Consider how causality is usually established!

a) Experimental version – Hypothesis is that A causes B, falsifiable = when A sometimes no B. In experimental environment, introduce A, test for B, with control environment in which no A exists and is not introduced, test for B. Results of B existing whenever A is introduced, but not (necessarily) in cases where A was not introduced = causality effectively established.

b) Inferential version – Same hypothesis and falsifiable counter, but actually introducing variable A is problematic (e.g., hypothesis that sexual abuse in childhood causes self-mutilating behaviors in youth & adulthood) so instead, in data set with variables A and B, divide data set into cases with A and cases without A, control for effects on B by other measured factors, study impact of A on value of B. To control for ordinality of factors, set B to null if A exists but does not precede B. Result of rate of B where A is present approaches 100% = causality effectively established.

Now, if effects can precede causes, all this goes out the window! A lead plate is inserted or removed from between an xray source and photographic film stored in opaque plastic. Our conclusion that xrays pass through opaque plastic and fog the film but are blocked by the lead plate depend heavily on the logic that causes precede effects.
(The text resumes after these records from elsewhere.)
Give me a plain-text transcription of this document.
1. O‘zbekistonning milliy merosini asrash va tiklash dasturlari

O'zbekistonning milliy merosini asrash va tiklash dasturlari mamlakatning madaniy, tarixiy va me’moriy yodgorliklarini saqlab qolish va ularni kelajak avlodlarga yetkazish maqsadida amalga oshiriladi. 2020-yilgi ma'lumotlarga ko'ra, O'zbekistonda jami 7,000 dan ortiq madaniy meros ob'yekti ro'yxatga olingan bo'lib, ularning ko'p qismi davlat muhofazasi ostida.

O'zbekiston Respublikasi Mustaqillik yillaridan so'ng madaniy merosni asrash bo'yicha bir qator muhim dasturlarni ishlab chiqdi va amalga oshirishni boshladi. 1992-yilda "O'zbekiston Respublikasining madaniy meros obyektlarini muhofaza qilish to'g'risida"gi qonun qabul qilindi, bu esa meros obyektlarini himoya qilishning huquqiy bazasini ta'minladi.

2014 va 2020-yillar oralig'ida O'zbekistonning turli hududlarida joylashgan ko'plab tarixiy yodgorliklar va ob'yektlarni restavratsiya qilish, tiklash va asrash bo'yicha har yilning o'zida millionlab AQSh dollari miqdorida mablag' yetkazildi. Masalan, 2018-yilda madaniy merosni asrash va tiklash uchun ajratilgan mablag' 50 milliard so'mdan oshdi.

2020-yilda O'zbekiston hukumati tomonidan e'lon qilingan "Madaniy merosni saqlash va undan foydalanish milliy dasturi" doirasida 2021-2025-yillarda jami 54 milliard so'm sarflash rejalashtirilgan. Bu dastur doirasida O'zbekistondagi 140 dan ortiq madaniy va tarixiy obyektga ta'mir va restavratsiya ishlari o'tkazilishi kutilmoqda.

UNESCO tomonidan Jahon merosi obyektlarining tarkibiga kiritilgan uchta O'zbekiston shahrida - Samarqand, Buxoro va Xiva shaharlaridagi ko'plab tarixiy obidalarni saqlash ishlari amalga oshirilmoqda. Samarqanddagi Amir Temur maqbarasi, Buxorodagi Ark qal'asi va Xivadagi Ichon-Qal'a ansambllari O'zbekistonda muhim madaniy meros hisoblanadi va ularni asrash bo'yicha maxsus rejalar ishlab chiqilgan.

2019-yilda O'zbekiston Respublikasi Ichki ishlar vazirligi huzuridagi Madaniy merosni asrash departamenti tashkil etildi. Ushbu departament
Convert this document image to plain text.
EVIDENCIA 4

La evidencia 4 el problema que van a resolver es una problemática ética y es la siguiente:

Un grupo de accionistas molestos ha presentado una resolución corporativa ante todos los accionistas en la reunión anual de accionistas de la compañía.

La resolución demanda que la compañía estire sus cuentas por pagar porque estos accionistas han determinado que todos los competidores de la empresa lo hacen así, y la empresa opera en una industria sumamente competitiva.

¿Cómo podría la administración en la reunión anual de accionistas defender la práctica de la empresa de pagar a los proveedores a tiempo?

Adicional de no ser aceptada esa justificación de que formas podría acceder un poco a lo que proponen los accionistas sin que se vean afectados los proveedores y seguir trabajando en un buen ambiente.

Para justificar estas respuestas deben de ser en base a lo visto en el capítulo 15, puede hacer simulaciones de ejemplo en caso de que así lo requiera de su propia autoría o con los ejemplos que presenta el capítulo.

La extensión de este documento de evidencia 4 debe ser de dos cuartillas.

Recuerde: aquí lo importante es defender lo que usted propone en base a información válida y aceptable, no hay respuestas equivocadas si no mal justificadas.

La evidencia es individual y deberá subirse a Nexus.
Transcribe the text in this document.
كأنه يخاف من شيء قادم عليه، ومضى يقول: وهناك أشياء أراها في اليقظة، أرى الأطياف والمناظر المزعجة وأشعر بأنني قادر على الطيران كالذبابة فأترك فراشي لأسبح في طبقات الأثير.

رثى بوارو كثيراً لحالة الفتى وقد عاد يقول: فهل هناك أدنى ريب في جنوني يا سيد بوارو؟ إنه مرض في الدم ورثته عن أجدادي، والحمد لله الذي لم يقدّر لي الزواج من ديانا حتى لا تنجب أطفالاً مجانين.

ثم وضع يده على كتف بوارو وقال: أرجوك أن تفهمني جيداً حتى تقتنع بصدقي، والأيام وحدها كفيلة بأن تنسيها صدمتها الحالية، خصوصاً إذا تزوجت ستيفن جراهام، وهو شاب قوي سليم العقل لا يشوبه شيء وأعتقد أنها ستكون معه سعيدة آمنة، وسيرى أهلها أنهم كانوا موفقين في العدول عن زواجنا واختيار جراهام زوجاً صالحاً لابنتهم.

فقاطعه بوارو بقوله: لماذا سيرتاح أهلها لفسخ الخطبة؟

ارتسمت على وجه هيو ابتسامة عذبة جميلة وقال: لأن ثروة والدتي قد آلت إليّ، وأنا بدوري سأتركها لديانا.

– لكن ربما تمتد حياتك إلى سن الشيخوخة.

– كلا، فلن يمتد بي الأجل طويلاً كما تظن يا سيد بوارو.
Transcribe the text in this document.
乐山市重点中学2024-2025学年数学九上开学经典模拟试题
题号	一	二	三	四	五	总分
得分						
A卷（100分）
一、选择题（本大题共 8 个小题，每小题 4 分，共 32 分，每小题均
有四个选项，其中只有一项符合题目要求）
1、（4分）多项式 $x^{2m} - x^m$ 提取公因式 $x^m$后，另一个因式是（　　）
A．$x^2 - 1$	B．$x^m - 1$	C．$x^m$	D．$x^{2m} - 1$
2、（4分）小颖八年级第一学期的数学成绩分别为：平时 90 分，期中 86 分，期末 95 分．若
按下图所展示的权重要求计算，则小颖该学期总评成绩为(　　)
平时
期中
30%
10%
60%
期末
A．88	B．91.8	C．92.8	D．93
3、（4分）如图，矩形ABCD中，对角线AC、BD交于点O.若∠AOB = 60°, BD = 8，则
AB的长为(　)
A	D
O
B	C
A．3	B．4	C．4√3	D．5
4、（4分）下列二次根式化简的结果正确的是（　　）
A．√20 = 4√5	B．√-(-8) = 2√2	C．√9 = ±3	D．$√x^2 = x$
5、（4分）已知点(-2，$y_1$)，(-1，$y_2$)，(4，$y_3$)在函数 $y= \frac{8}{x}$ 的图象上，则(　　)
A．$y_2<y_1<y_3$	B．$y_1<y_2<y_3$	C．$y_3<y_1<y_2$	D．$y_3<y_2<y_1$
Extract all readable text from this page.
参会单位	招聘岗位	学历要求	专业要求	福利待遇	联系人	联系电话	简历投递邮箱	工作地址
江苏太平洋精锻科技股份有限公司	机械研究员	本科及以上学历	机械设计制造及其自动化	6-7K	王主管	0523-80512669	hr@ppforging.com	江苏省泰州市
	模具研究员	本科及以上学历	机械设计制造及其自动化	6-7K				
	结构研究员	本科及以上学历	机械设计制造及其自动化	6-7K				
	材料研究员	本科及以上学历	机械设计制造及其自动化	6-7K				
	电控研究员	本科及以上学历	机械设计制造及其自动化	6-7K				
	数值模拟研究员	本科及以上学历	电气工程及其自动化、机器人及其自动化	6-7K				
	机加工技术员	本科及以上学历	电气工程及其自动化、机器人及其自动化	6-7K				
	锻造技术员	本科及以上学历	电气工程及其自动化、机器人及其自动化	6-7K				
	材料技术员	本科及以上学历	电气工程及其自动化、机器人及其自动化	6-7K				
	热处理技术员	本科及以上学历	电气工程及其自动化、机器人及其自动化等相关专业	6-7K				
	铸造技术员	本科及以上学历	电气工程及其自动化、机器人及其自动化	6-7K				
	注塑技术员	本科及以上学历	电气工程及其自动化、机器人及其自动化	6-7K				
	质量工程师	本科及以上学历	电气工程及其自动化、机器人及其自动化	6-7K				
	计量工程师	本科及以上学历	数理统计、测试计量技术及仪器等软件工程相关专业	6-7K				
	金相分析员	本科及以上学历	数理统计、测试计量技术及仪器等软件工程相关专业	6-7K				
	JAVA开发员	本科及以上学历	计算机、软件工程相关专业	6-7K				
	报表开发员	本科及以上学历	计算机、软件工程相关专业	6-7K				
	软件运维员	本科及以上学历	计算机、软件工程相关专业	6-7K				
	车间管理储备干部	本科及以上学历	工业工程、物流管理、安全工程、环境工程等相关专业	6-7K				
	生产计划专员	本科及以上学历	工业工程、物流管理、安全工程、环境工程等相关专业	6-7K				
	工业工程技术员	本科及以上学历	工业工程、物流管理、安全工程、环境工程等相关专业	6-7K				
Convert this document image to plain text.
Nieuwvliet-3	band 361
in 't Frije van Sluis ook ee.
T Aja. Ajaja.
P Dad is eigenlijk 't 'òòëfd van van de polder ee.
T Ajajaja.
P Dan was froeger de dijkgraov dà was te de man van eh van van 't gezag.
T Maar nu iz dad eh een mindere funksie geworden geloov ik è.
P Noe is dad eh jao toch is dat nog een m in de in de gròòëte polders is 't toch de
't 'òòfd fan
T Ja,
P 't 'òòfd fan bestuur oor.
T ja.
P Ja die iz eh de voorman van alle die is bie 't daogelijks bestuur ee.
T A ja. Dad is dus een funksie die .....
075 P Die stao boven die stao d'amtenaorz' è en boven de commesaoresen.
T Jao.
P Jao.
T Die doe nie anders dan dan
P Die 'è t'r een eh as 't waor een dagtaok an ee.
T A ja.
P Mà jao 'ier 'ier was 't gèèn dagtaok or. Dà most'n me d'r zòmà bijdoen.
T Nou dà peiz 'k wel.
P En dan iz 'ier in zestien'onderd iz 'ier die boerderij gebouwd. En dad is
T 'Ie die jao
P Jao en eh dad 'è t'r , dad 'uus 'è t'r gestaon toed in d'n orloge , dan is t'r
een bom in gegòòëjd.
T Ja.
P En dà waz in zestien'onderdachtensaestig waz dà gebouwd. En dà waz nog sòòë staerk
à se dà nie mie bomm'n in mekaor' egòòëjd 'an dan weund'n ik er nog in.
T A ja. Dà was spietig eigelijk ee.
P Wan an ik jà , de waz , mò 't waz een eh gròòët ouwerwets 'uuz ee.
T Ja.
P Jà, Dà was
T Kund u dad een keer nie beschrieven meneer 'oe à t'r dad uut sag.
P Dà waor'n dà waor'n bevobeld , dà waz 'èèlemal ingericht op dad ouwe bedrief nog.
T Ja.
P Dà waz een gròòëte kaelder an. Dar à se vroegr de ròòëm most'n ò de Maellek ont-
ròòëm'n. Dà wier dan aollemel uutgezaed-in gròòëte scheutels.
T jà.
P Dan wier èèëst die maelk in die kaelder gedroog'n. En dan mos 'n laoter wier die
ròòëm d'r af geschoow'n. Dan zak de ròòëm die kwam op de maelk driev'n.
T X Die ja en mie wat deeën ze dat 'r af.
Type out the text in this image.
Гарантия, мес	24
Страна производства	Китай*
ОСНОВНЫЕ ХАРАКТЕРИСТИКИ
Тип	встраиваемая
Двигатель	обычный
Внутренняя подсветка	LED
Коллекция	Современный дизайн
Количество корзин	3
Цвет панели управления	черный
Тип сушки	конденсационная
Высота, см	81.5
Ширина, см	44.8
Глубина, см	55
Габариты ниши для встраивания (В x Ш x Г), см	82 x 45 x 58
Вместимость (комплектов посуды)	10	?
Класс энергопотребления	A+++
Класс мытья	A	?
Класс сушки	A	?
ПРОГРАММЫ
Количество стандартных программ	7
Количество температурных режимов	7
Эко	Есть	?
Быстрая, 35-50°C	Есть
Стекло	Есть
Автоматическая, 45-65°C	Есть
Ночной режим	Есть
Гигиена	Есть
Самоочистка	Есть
How would you rule out the possibility that film being fogged causes xrays to have streamed from the xray source, and simultaneously stimulates the experimenter to have already lifted the lead plate out of the way?

What is true, I think, is that a lot of cause-and-effect patterns are better (or alternatively, at least) understood as an integrated phenomenon, as with Alan Watts and his allegory of the cat entering the room – the appearance of the head of the cat is not the cause of the subsequent appearance of the tail of the cat so much as the entire cat exists, intrinsically manifested as cat head and as cat tail (among other things feline). That is, we divide phenomena up into subphenomena and then describe how one part causes the part that comes after, which is not intrinsically a “better” or “more accurate” way of seeing it than comprehending the larger phenomenon as a whole. Including, ultimately, the possible understanding of the entirety of spacetime as a single event, the only event, an event that has neither cause nor effect and simply is.

But to the extent that “cause” and “effect” are useful notions, they are useful notions for us in the context of a one-way flow of time in which causes come first and effects, caused by them, follow.

I’m not sure if you’re referring to my post or not. I didn’t mean to imply that wavefunction collapse violates causality (where by a “causality violation” I mean transmission of information outside the forward light cone); I would emphatically say that the wavefunction collapse does not violate causality. I was trying to give an example of a more general “effect” which can propagate outside the forward light cone, so that according to some observers the “effect” (the wavefunction collapse) can happen before its “cause” (the observation). This effect cannot transmit information, but it can be observed by making measurements and comparing correlations at a later time.

This is not quite so strange as it may seem. Suppose I have two envelopes, each containing half of a dollar bill (but I don’t know which half is in which envelope), and I send one to Alpha Centauri. Then by opening my envelope I instantaneously know what is in the other envelope, even though results of a direct measurement would take 4 years to arrive. The difference in quantum mechanics is that the correlations can be stronger and weirder than this.

In this example, the information travels from your envelope to you, and you deduce the contents of the other envelope. No information is travelling from Alpha Centauri.

It’s even worse: Recent tests of Bell’s Inequality (the most famous being the Aspect Experiment) have shown that the system isn’t like two halves of a dollar bill. It’s more like you have this special, quantum dollar that has a right half, and a left half, but the two halves have neither identity until you look at them. Then one instantaneously “decides” to be the left half, and the other, instantaneously and at that very time (to the limit of our ability to measure), decides to be the right half, even though it’s a billion light years away.